The country’s current tax to GDP Ratio stands at 12 per cent, which falls below the Sub-Saharan Africa average of 16.5 per cent.
Tax to GDP Ratio basically means the value of tax compared to the value of goods and services produced in the country within a year.
Finance Minister, Ken Ofori-Atta, announced an Electronic Transaction Levy (E-Levy) in the 2022 budget, which is projected to raise GHC6.9 billion in 2022 fiscal year.Speaking at a press conference on the 2022 budget in Accra on Monday, Mr Ofori-Atta said “these statistics are a poor reflection on the country and highlight the need to change the narrative. We cannot continue to depend on such a low tax base to generate adequate revenue, service and reduce our debt, to build our infrastructure (roads) and to create needed jobs for our youth.”
He said the government was determined to enhance domestic revenue mobilisation to reduce borrowing and growing public debt, adding that “The essence of our proposal on the E-Levy is to widen the tax net and generate the required revenue to support entrepreneurship, youth employment, build our infrastructure (especially roads) and reduce our debt.”

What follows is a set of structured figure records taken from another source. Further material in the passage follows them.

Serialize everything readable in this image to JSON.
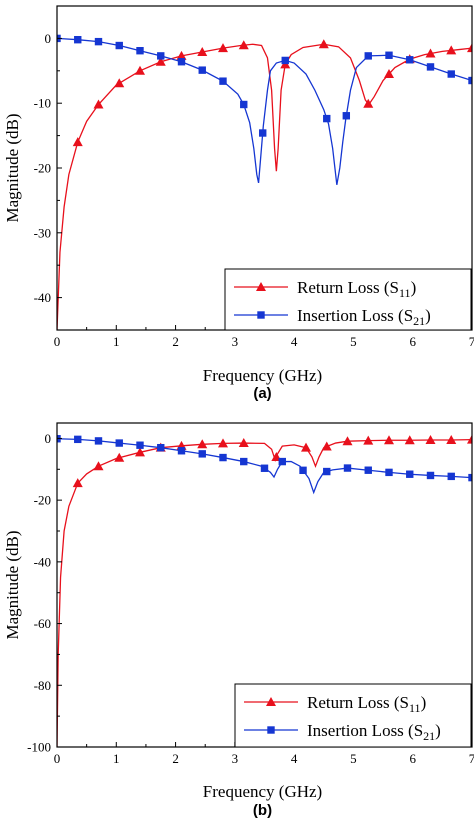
{
  "colors": {
    "return_loss": "#e8101c",
    "insertion_loss": "#1536d2",
    "axis": "#000000"
  },
  "chart_data": [
    {
      "panel_label": "(a)",
      "type": "line",
      "xlabel": "Frequency (GHz)",
      "ylabel": "Magnitude (dB)",
      "xlim": [
        0,
        7
      ],
      "ylim": [
        -45,
        5
      ],
      "xticks": [
        0,
        1,
        2,
        3,
        4,
        5,
        6,
        7
      ],
      "yticks": [
        -40,
        -30,
        -20,
        -10,
        0
      ],
      "legend_position": "bottom-right",
      "series": [
        {
          "name": "Return Loss (S11)",
          "name_main": "Return Loss (S",
          "name_sub": "11",
          "name_end": ")",
          "marker": "triangle",
          "color": "#e8101c",
          "points": [
            [
              0,
              -45
            ],
            [
              0.05,
              -33
            ],
            [
              0.12,
              -26
            ],
            [
              0.2,
              -21
            ],
            [
              0.35,
              -16
            ],
            [
              0.5,
              -12.8
            ],
            [
              0.7,
              -10.2
            ],
            [
              1.0,
              -7.2
            ],
            [
              1.4,
              -5
            ],
            [
              1.75,
              -3.6
            ],
            [
              2.1,
              -2.7
            ],
            [
              2.45,
              -2.1
            ],
            [
              2.8,
              -1.5
            ],
            [
              3.1,
              -1.1
            ],
            [
              3.3,
              -0.9
            ],
            [
              3.45,
              -1.1
            ],
            [
              3.55,
              -3
            ],
            [
              3.62,
              -8
            ],
            [
              3.67,
              -17
            ],
            [
              3.7,
              -20.5
            ],
            [
              3.73,
              -17
            ],
            [
              3.78,
              -8
            ],
            [
              3.85,
              -4
            ],
            [
              3.95,
              -2.5
            ],
            [
              4.15,
              -1.4
            ],
            [
              4.5,
              -0.9
            ],
            [
              4.75,
              -1.3
            ],
            [
              4.95,
              -3
            ],
            [
              5.1,
              -6.5
            ],
            [
              5.2,
              -9.5
            ],
            [
              5.26,
              -10.2
            ],
            [
              5.35,
              -9
            ],
            [
              5.5,
              -6.5
            ],
            [
              5.7,
              -4.5
            ],
            [
              5.95,
              -3.2
            ],
            [
              6.2,
              -2.5
            ],
            [
              6.5,
              -2
            ],
            [
              6.8,
              -1.7
            ],
            [
              7.0,
              -1.5
            ]
          ],
          "marker_x": [
            0.35,
            0.7,
            1.05,
            1.4,
            1.75,
            2.1,
            2.45,
            2.8,
            3.15,
            3.85,
            4.5,
            5.25,
            5.6,
            5.95,
            6.3,
            6.65,
            7.0
          ]
        },
        {
          "name": "Insertion Loss (S21)",
          "name_main": "Insertion Loss (S",
          "name_sub": "21",
          "name_end": ")",
          "marker": "square",
          "color": "#1536d2",
          "points": [
            [
              0,
              0
            ],
            [
              0.35,
              -0.2
            ],
            [
              0.7,
              -0.5
            ],
            [
              1.05,
              -1.1
            ],
            [
              1.4,
              -1.9
            ],
            [
              1.75,
              -2.7
            ],
            [
              2.1,
              -3.6
            ],
            [
              2.45,
              -4.9
            ],
            [
              2.8,
              -6.6
            ],
            [
              3.05,
              -8.6
            ],
            [
              3.15,
              -10.2
            ],
            [
              3.25,
              -13
            ],
            [
              3.32,
              -17
            ],
            [
              3.37,
              -21
            ],
            [
              3.4,
              -22.3
            ],
            [
              3.43,
              -19
            ],
            [
              3.48,
              -13.5
            ],
            [
              3.55,
              -8
            ],
            [
              3.6,
              -5
            ],
            [
              3.7,
              -3.8
            ],
            [
              3.85,
              -3.4
            ],
            [
              4.0,
              -3.8
            ],
            [
              4.2,
              -5.5
            ],
            [
              4.35,
              -8
            ],
            [
              4.5,
              -11
            ],
            [
              4.58,
              -13.2
            ],
            [
              4.65,
              -17
            ],
            [
              4.72,
              -22.6
            ],
            [
              4.77,
              -20
            ],
            [
              4.82,
              -16
            ],
            [
              4.87,
              -12.5
            ],
            [
              4.95,
              -8
            ],
            [
              5.05,
              -4.5
            ],
            [
              5.25,
              -2.7
            ],
            [
              5.6,
              -2.6
            ],
            [
              5.95,
              -3.3
            ],
            [
              6.3,
              -4.4
            ],
            [
              6.65,
              -5.5
            ],
            [
              7.0,
              -6.5
            ]
          ],
          "marker_x": [
            0,
            0.35,
            0.7,
            1.05,
            1.4,
            1.75,
            2.1,
            2.45,
            2.8,
            3.15,
            3.47,
            3.85,
            4.55,
            4.88,
            5.25,
            5.6,
            5.95,
            6.3,
            6.65,
            7.0
          ]
        }
      ]
    },
    {
      "panel_label": "(b)",
      "type": "line",
      "xlabel": "Frequency (GHz)",
      "ylabel": "Magnitude (dB)",
      "xlim": [
        0,
        7
      ],
      "ylim": [
        -100,
        5
      ],
      "xticks": [
        0,
        1,
        2,
        3,
        4,
        5,
        6,
        7
      ],
      "yticks": [
        -100,
        -80,
        -60,
        -40,
        -20,
        0
      ],
      "legend_position": "bottom-right",
      "series": [
        {
          "name": "Return Loss (S11)",
          "name_main": "Return Loss (S",
          "name_sub": "11",
          "name_end": ")",
          "marker": "triangle",
          "color": "#e8101c",
          "points": [
            [
              0,
              -100
            ],
            [
              0.02,
              -70
            ],
            [
              0.06,
              -45
            ],
            [
              0.12,
              -30
            ],
            [
              0.2,
              -22
            ],
            [
              0.35,
              -14.5
            ],
            [
              0.5,
              -11.5
            ],
            [
              0.7,
              -9
            ],
            [
              1.0,
              -6.5
            ],
            [
              1.4,
              -4.5
            ],
            [
              1.75,
              -3
            ],
            [
              2.1,
              -2.4
            ],
            [
              2.45,
              -1.9
            ],
            [
              2.8,
              -1.6
            ],
            [
              3.15,
              -1.5
            ],
            [
              3.5,
              -1.6
            ],
            [
              3.62,
              -3.5
            ],
            [
              3.68,
              -7
            ],
            [
              3.72,
              -5
            ],
            [
              3.8,
              -2.5
            ],
            [
              4.0,
              -2.1
            ],
            [
              4.2,
              -3
            ],
            [
              4.3,
              -6
            ],
            [
              4.36,
              -9
            ],
            [
              4.42,
              -6
            ],
            [
              4.5,
              -3
            ],
            [
              4.7,
              -1.5
            ],
            [
              4.9,
              -0.9
            ],
            [
              5.25,
              -0.7
            ],
            [
              5.6,
              -0.6
            ],
            [
              5.95,
              -0.6
            ],
            [
              6.3,
              -0.5
            ],
            [
              6.65,
              -0.5
            ],
            [
              7.0,
              -0.4
            ]
          ],
          "marker_x": [
            0.35,
            0.7,
            1.05,
            1.4,
            1.75,
            2.1,
            2.45,
            2.8,
            3.15,
            3.7,
            4.2,
            4.55,
            4.9,
            5.25,
            5.6,
            5.95,
            6.3,
            6.65,
            7.0
          ]
        },
        {
          "name": "Insertion Loss (S21)",
          "name_main": "Insertion Loss (S",
          "name_sub": "21",
          "name_end": ")",
          "marker": "square",
          "color": "#1536d2",
          "points": [
            [
              0,
              -0.1
            ],
            [
              0.35,
              -0.3
            ],
            [
              0.7,
              -0.8
            ],
            [
              1.05,
              -1.5
            ],
            [
              1.4,
              -2.2
            ],
            [
              1.75,
              -3
            ],
            [
              2.1,
              -4
            ],
            [
              2.45,
              -5
            ],
            [
              2.8,
              -6.2
            ],
            [
              3.15,
              -7.5
            ],
            [
              3.45,
              -9
            ],
            [
              3.6,
              -11
            ],
            [
              3.66,
              -12.5
            ],
            [
              3.72,
              -10
            ],
            [
              3.8,
              -7.5
            ],
            [
              3.95,
              -7.5
            ],
            [
              4.1,
              -9
            ],
            [
              4.25,
              -13
            ],
            [
              4.33,
              -17.5
            ],
            [
              4.4,
              -14
            ],
            [
              4.5,
              -11
            ],
            [
              4.65,
              -10.2
            ],
            [
              4.9,
              -9.6
            ],
            [
              5.25,
              -10.3
            ],
            [
              5.6,
              -11
            ],
            [
              5.95,
              -11.6
            ],
            [
              6.3,
              -12
            ],
            [
              6.65,
              -12.3
            ],
            [
              7.0,
              -12.7
            ]
          ],
          "marker_x": [
            0,
            0.35,
            0.7,
            1.05,
            1.4,
            1.75,
            2.1,
            2.45,
            2.8,
            3.15,
            3.5,
            3.8,
            4.15,
            4.55,
            4.9,
            5.25,
            5.6,
            5.95,
            6.3,
            6.65,
            7.0
          ]
        }
      ]
    }
  ]
}
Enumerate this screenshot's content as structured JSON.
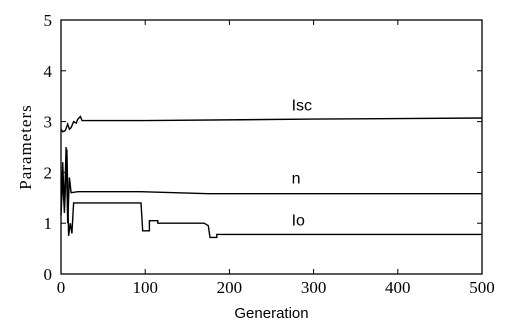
{
  "chart_data": {
    "type": "line",
    "title": "",
    "xlabel": "Generation",
    "ylabel": "Parameters",
    "xlim": [
      0,
      500
    ],
    "ylim": [
      0,
      5
    ],
    "xticks": [
      0,
      100,
      200,
      300,
      400,
      500
    ],
    "yticks": [
      0,
      1,
      2,
      3,
      4,
      5
    ],
    "grid": false,
    "series": [
      {
        "name": "Isc",
        "points": [
          [
            0,
            2.85
          ],
          [
            2,
            2.8
          ],
          [
            5,
            2.82
          ],
          [
            8,
            2.95
          ],
          [
            10,
            2.85
          ],
          [
            12,
            2.88
          ],
          [
            15,
            3.0
          ],
          [
            18,
            2.97
          ],
          [
            20,
            3.05
          ],
          [
            23,
            3.1
          ],
          [
            25,
            3.02
          ],
          [
            100,
            3.02
          ],
          [
            300,
            3.05
          ],
          [
            500,
            3.07
          ]
        ]
      },
      {
        "name": "n",
        "points": [
          [
            0,
            1.25
          ],
          [
            2,
            2.2
          ],
          [
            4,
            1.3
          ],
          [
            6,
            2.5
          ],
          [
            8,
            1.0
          ],
          [
            10,
            1.9
          ],
          [
            12,
            1.6
          ],
          [
            20,
            1.62
          ],
          [
            95,
            1.62
          ],
          [
            175,
            1.58
          ],
          [
            500,
            1.58
          ]
        ]
      },
      {
        "name": "Io",
        "points": [
          [
            0,
            1.15
          ],
          [
            2,
            1.9
          ],
          [
            4,
            1.2
          ],
          [
            7,
            2.45
          ],
          [
            9,
            0.75
          ],
          [
            11,
            1.0
          ],
          [
            13,
            0.8
          ],
          [
            15,
            1.4
          ],
          [
            95,
            1.4
          ],
          [
            97,
            0.85
          ],
          [
            105,
            0.85
          ],
          [
            105,
            1.05
          ],
          [
            115,
            1.05
          ],
          [
            115,
            1.0
          ],
          [
            170,
            1.0
          ],
          [
            175,
            0.95
          ],
          [
            177,
            0.72
          ],
          [
            185,
            0.72
          ],
          [
            185,
            0.78
          ],
          [
            500,
            0.78
          ]
        ]
      }
    ]
  }
}
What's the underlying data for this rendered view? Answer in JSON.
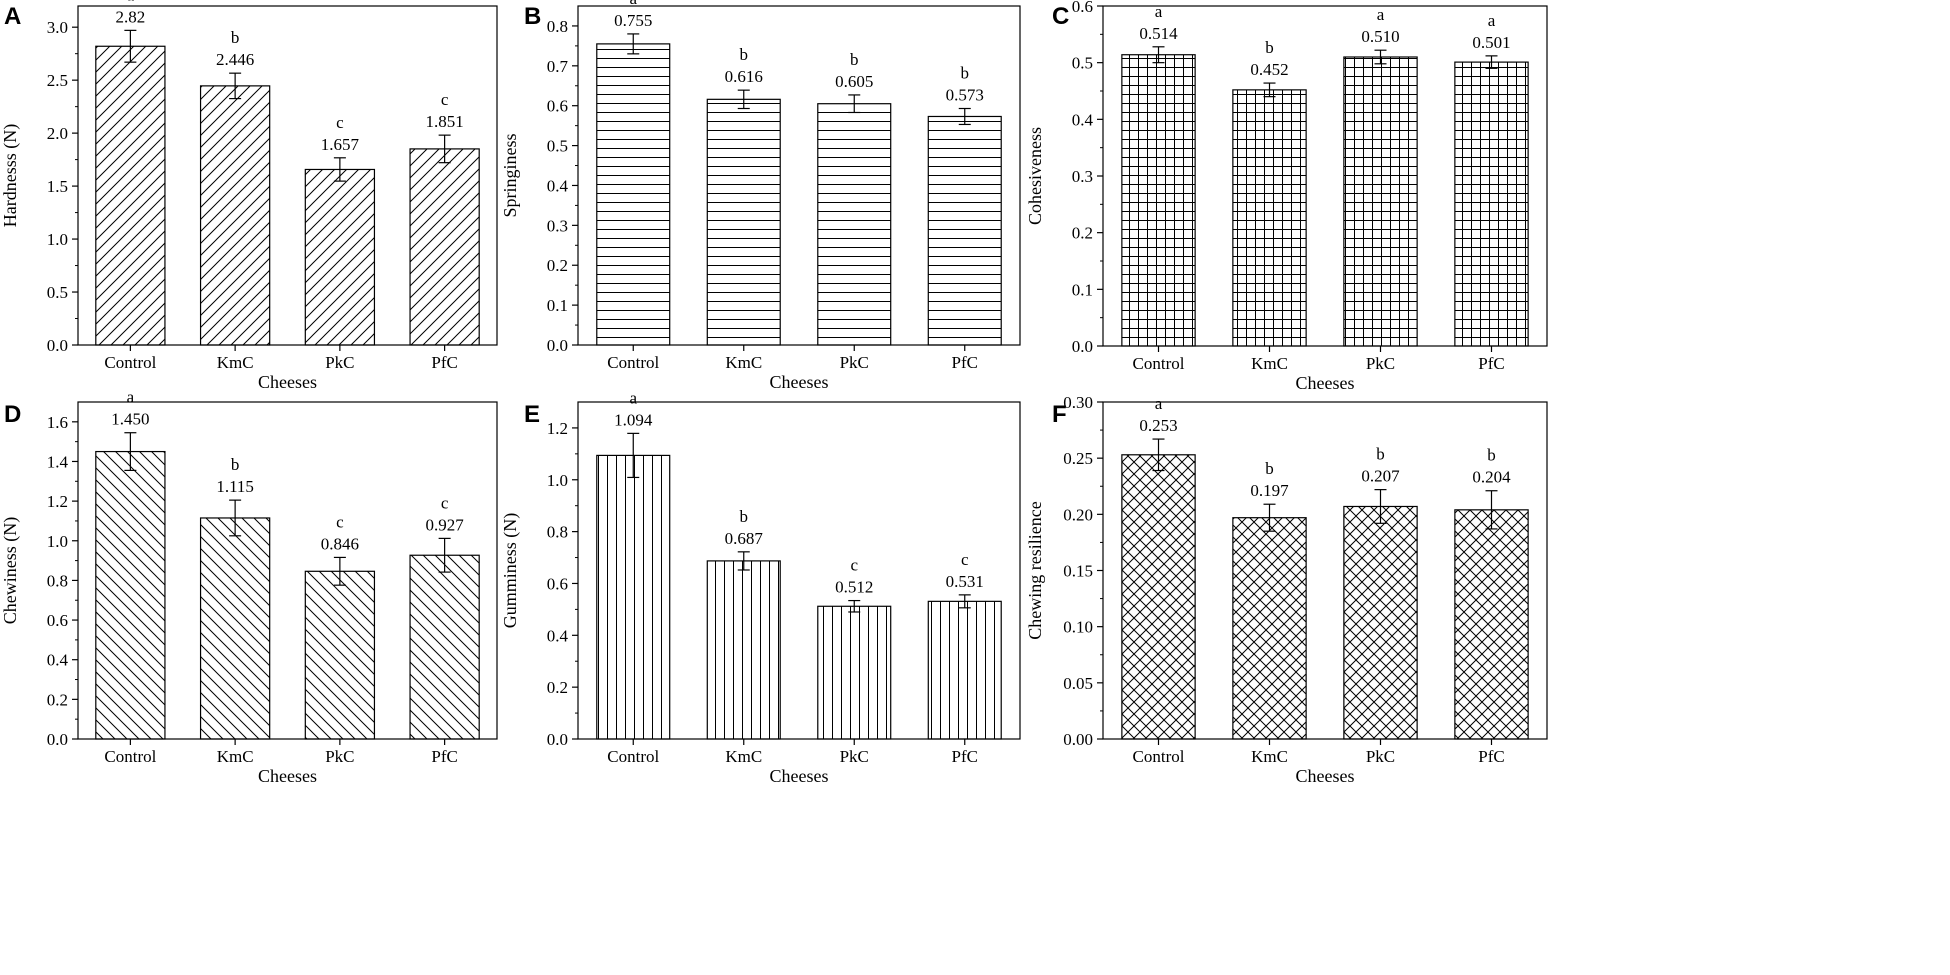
{
  "chart_data": [
    {
      "panel": "A",
      "type": "bar",
      "pattern": "diag-right",
      "categories": [
        "Control",
        "KmC",
        "PkC",
        "PfC"
      ],
      "values": [
        2.82,
        2.446,
        1.657,
        1.851
      ],
      "errors": [
        0.15,
        0.12,
        0.11,
        0.13
      ],
      "value_labels": [
        "2.82",
        "2.446",
        "1.657",
        "1.851"
      ],
      "letters": [
        "a",
        "b",
        "c",
        "c"
      ],
      "xlabel": "Cheeses",
      "ylabel": "Hardnesss (N)",
      "ylim": [
        0,
        3.2
      ],
      "yticks": [
        "0.0",
        "0.5",
        "1.0",
        "1.5",
        "2.0",
        "2.5",
        "3.0"
      ]
    },
    {
      "panel": "B",
      "type": "bar",
      "pattern": "horizontal",
      "categories": [
        "Control",
        "KmC",
        "PkC",
        "PfC"
      ],
      "values": [
        0.755,
        0.616,
        0.605,
        0.573
      ],
      "errors": [
        0.025,
        0.023,
        0.022,
        0.02
      ],
      "value_labels": [
        "0.755",
        "0.616",
        "0.605",
        "0.573"
      ],
      "letters": [
        "a",
        "b",
        "b",
        "b"
      ],
      "xlabel": "Cheeses",
      "ylabel": "Springiness",
      "ylim": [
        0,
        0.85
      ],
      "yticks": [
        "0.0",
        "0.1",
        "0.2",
        "0.3",
        "0.4",
        "0.5",
        "0.6",
        "0.7",
        "0.8"
      ]
    },
    {
      "panel": "C",
      "type": "bar",
      "pattern": "grid",
      "categories": [
        "Control",
        "KmC",
        "PkC",
        "PfC"
      ],
      "values": [
        0.514,
        0.452,
        0.51,
        0.501
      ],
      "errors": [
        0.014,
        0.012,
        0.012,
        0.011
      ],
      "value_labels": [
        "0.514",
        "0.452",
        "0.510",
        "0.501"
      ],
      "letters": [
        "a",
        "b",
        "a",
        "a"
      ],
      "xlabel": "Cheeses",
      "ylabel": "Cohesiveness",
      "ylim": [
        0,
        0.6
      ],
      "yticks": [
        "0.0",
        "0.1",
        "0.2",
        "0.3",
        "0.4",
        "0.5",
        "0.6"
      ]
    },
    {
      "panel": "D",
      "type": "bar",
      "pattern": "diag-left",
      "categories": [
        "Control",
        "KmC",
        "PkC",
        "PfC"
      ],
      "values": [
        1.45,
        1.115,
        0.846,
        0.927
      ],
      "errors": [
        0.095,
        0.09,
        0.07,
        0.085
      ],
      "value_labels": [
        "1.450",
        "1.115",
        "0.846",
        "0.927"
      ],
      "letters": [
        "a",
        "b",
        "c",
        "c"
      ],
      "xlabel": "Cheeses",
      "ylabel": "Chewiness (N)",
      "ylim": [
        0,
        1.7
      ],
      "yticks": [
        "0.0",
        "0.2",
        "0.4",
        "0.6",
        "0.8",
        "1.0",
        "1.2",
        "1.4",
        "1.6"
      ]
    },
    {
      "panel": "E",
      "type": "bar",
      "pattern": "vertical",
      "categories": [
        "Control",
        "KmC",
        "PkC",
        "PfC"
      ],
      "values": [
        1.094,
        0.687,
        0.512,
        0.531
      ],
      "errors": [
        0.085,
        0.035,
        0.022,
        0.025
      ],
      "value_labels": [
        "1.094",
        "0.687",
        "0.512",
        "0.531"
      ],
      "letters": [
        "a",
        "b",
        "c",
        "c"
      ],
      "xlabel": "Cheeses",
      "ylabel": "Gumminess (N)",
      "ylim": [
        0,
        1.3
      ],
      "yticks": [
        "0.0",
        "0.2",
        "0.4",
        "0.6",
        "0.8",
        "1.0",
        "1.2"
      ]
    },
    {
      "panel": "F",
      "type": "bar",
      "pattern": "crosshatch",
      "categories": [
        "Control",
        "KmC",
        "PkC",
        "PfC"
      ],
      "values": [
        0.253,
        0.197,
        0.207,
        0.204
      ],
      "errors": [
        0.014,
        0.012,
        0.015,
        0.017
      ],
      "value_labels": [
        "0.253",
        "0.197",
        "0.207",
        "0.204"
      ],
      "letters": [
        "a",
        "b",
        "b",
        "b"
      ],
      "xlabel": "Cheeses",
      "ylabel": "Chewing resilience",
      "ylim": [
        0,
        0.3
      ],
      "yticks": [
        "0.00",
        "0.05",
        "0.10",
        "0.15",
        "0.20",
        "0.25",
        "0.30"
      ]
    }
  ]
}
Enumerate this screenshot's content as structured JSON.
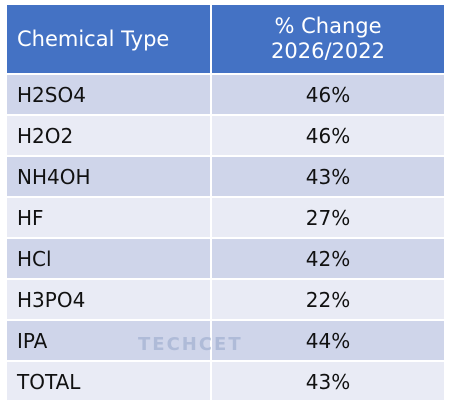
{
  "table": {
    "headers": [
      "Chemical Type",
      "% Change",
      "2026/2022"
    ],
    "rows": [
      {
        "name": "H2SO4",
        "value": "46%"
      },
      {
        "name": "H2O2",
        "value": "46%"
      },
      {
        "name": "NH4OH",
        "value": "43%"
      },
      {
        "name": "HF",
        "value": "27%"
      },
      {
        "name": "HCl",
        "value": "42%"
      },
      {
        "name": "H3PO4",
        "value": "22%"
      },
      {
        "name": "IPA",
        "value": "44%"
      },
      {
        "name": "TOTAL",
        "value": "43%"
      }
    ]
  },
  "watermark": "TECHCET",
  "colors": {
    "header_bg": "#4472c4",
    "row_odd": "#cfd5ea",
    "row_even": "#e9ebf5"
  }
}
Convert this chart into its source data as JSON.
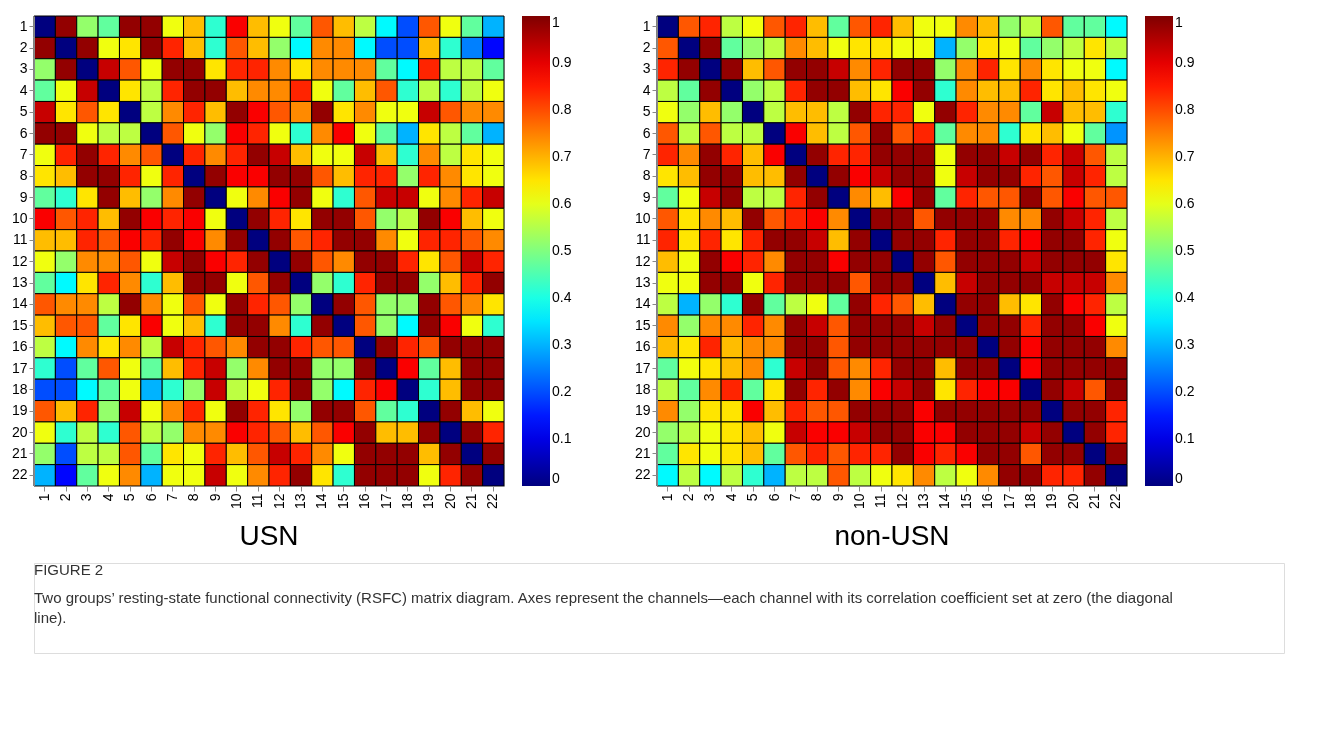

Mr Ofori-Atta said out of about 18 million potential income taxpayers, only 2.4 million persons (approximately eight per cent of the total population) were registered as personal income taxpayers as of August 2021.
He said only 45,109 entities were registered as corporate taxpayers while 54,364 persons were registered as self-employed taxpayers at the Ghana Revenue Authority, adding that there were about 17 million registered voters and about 19 million active mobile money accounts.
“In using the 17 million registered voters or the 19 million mobile money accounts as a proxy for Ghanaians that are of adult age and economically active, and comparing it to the 2.4 million Ghanaians who pay income tax, we are confronted with the stark reality that the structure of our economy is quite informal, unlike the western economies, and as such, the traditional tax handles, like the personal income tax, also known as PAYE, may not be as effective in raising the required revenue,” Mr Ofori-Atta said.
The Minister of Finance emphasised that the E-Levy represented the country’s “greatest opportunity to, in the medium term, broaden the tax base and meet the Tax to GDP ratio of 20 per cent as pertains among our peers.”
Mr Ofori-Atta said the E-Levy was a new and an innovative way of raising revenue and was meant “to review our approach to tax collection to reflect this new reality.”